In many ways, the ice is very inconvenient for our work. Most people here are interested in the water properties. Of course the ice is what makes this ocean so different than the others, but it makes it very difficult to sample the water column. First you need a big ice breaker to get here (comfortable but very expensive), even then you can't always go where you want, and there often is the stubborn ice floe drifting towards the wire when your instrument is 3000 meters down...

But we need to understand the ice. The formation and melting of the ice are driving changes in the ocean temperature, salinity, and density. The ice also creates a boundary separating the water from the atmosphere, so that the heat from the sun and the momentum (motion) for the wind have to go through an additional step before being transferred to the water column. Jennifer Hutchings and her student Alice Orlich, of University of Alaska, are on board the Louis to study the ice. The record the characteristics of the ice along the ship track - every hour, on the dot, you can see them going up to the bridge, staring at the ice for a while, and scribbling some code on the log sheet. They have also been deploying tracking floats, which will be sending their position every 10 minutes for the next couple of years, providing a measurement of how the ice moves around in the Beaufort Gyre and, by having an array with 10-km spacing, its deformation (convergence and divergence).

Whenever they have the opportunity, Jenny and Alice go to the ice and directly measure thickness and freeboard (height of the top of the ice above water line) by drilling a small hole and lowering a locking measuring tape.
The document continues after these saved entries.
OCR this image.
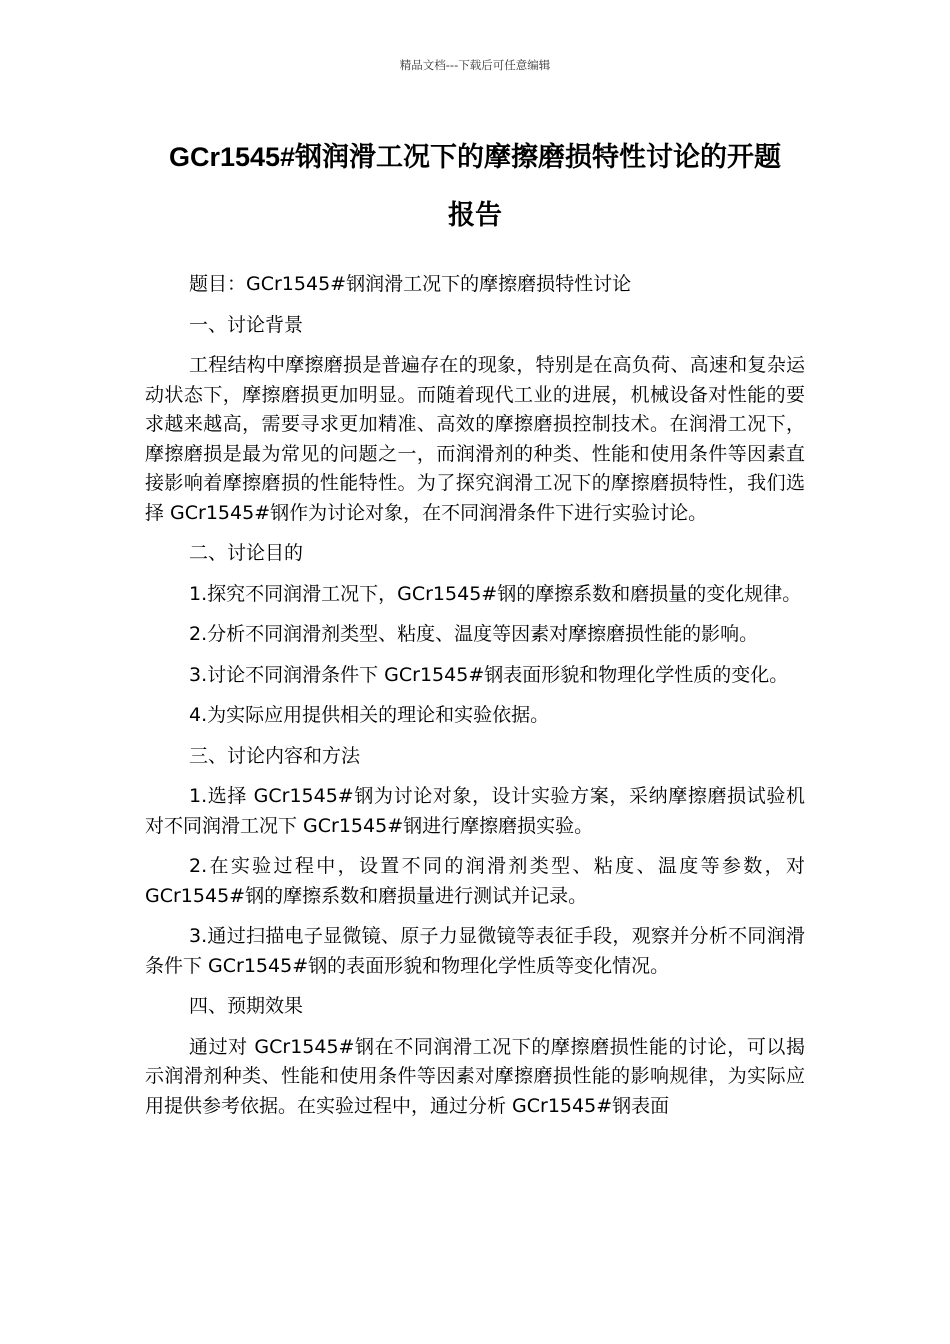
精品文档---下载后可任意编辑
GCr1545#钢润滑工况下的摩擦磨损特性讨论的开题
报告

题目：GCr1545#钢润滑工况下的摩擦磨损特性讨论

一、讨论背景

工程结构中摩擦磨损是普遍存在的现象，特别是在高负荷、高速和复杂运动状态下，摩擦磨损更加明显。而随着现代工业的进展，机械设备对性能的要求越来越高，需要寻求更加精准、高效的摩擦磨损控制技术。在润滑工况下，摩擦磨损是最为常见的问题之一，而润滑剂的种类、性能和使用条件等因素直接影响着摩擦磨损的性能特性。为了探究润滑工况下的摩擦磨损特性，我们选择 GCr1545#钢作为讨论对象，在不同润滑条件下进行实验讨论。

二、讨论目的

1.探究不同润滑工况下，GCr1545#钢的摩擦系数和磨损量的变化规律。

2.分析不同润滑剂类型、粘度、温度等因素对摩擦磨损性能的影响。

3.讨论不同润滑条件下 GCr1545#钢表面形貌和物理化学性质的变化。

4.为实际应用提供相关的理论和实验依据。

三、讨论内容和方法

1.选择 GCr1545#钢为讨论对象，设计实验方案，采纳摩擦磨损试验机对不同润滑工况下 GCr1545#钢进行摩擦磨损实验。

2.在实验过程中，设置不同的润滑剂类型、粘度、温度等参数，对GCr1545#钢的摩擦系数和磨损量进行测试并记录。

3.通过扫描电子显微镜、原子力显微镜等表征手段，观察并分析不同润滑条件下 GCr1545#钢的表面形貌和物理化学性质等变化情况。

四、预期效果

通过对 GCr1545#钢在不同润滑工况下的摩擦磨损性能的讨论，可以揭示润滑剂种类、性能和使用条件等因素对摩擦磨损性能的影响规律，为实际应用提供参考依据。在实验过程中，通过分析 GCr1545#钢表面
They also collect ice sample and ice cores. Combining these direct observations with satellite measurements and numerical model help predict and understand the ice conditions, both in the present and in the future.

 
Every hour, Jenny and Alice walk up the the bridge and record the type of ice around the ship (here second-year ice) and its thickness - estimated from the ice chunks broken by the ship. The meter-long stick they installed (bottom center of this photo) help to gauge it.   Tim Kane and Jenny Hutchings are using a 2-inch auger to drill all the way through the ice...
 
... and then lower a measuring tape with a clever locking mechanism to measure the thickness of the ice. Here Helen Drost (IOS) is recording the numbers.   Jenny and Alice Orlich are also installing a series of ice tracking floats (yellow bucket), which are anchored in to the ice and sending their position every 2 hours, allowing Jen to track the drift of the ice.
 
As for the navigation, you always get a better perspective from up in the air. Jenny or Alice (seen here through the helicopter window) often go along Denis Lambert, the ice observer (left) in the ice recon missions.   Jenny in the helicopter, photographing and recording all the types of ice she observes.
 

When they have a chance, they actually go on the ice and collect samples - to be analyzed for nutrients, sediments, and plankton. Jenny and Kristina Brown (IOS) are looking an ice core.

  This is the bottom of the core, showing what the underside of the ice looks like. You can hardly see it, but there are small channels through which the salt is rejected during ice formation (brine channels), and tiny zooplankton (red dots) live in there.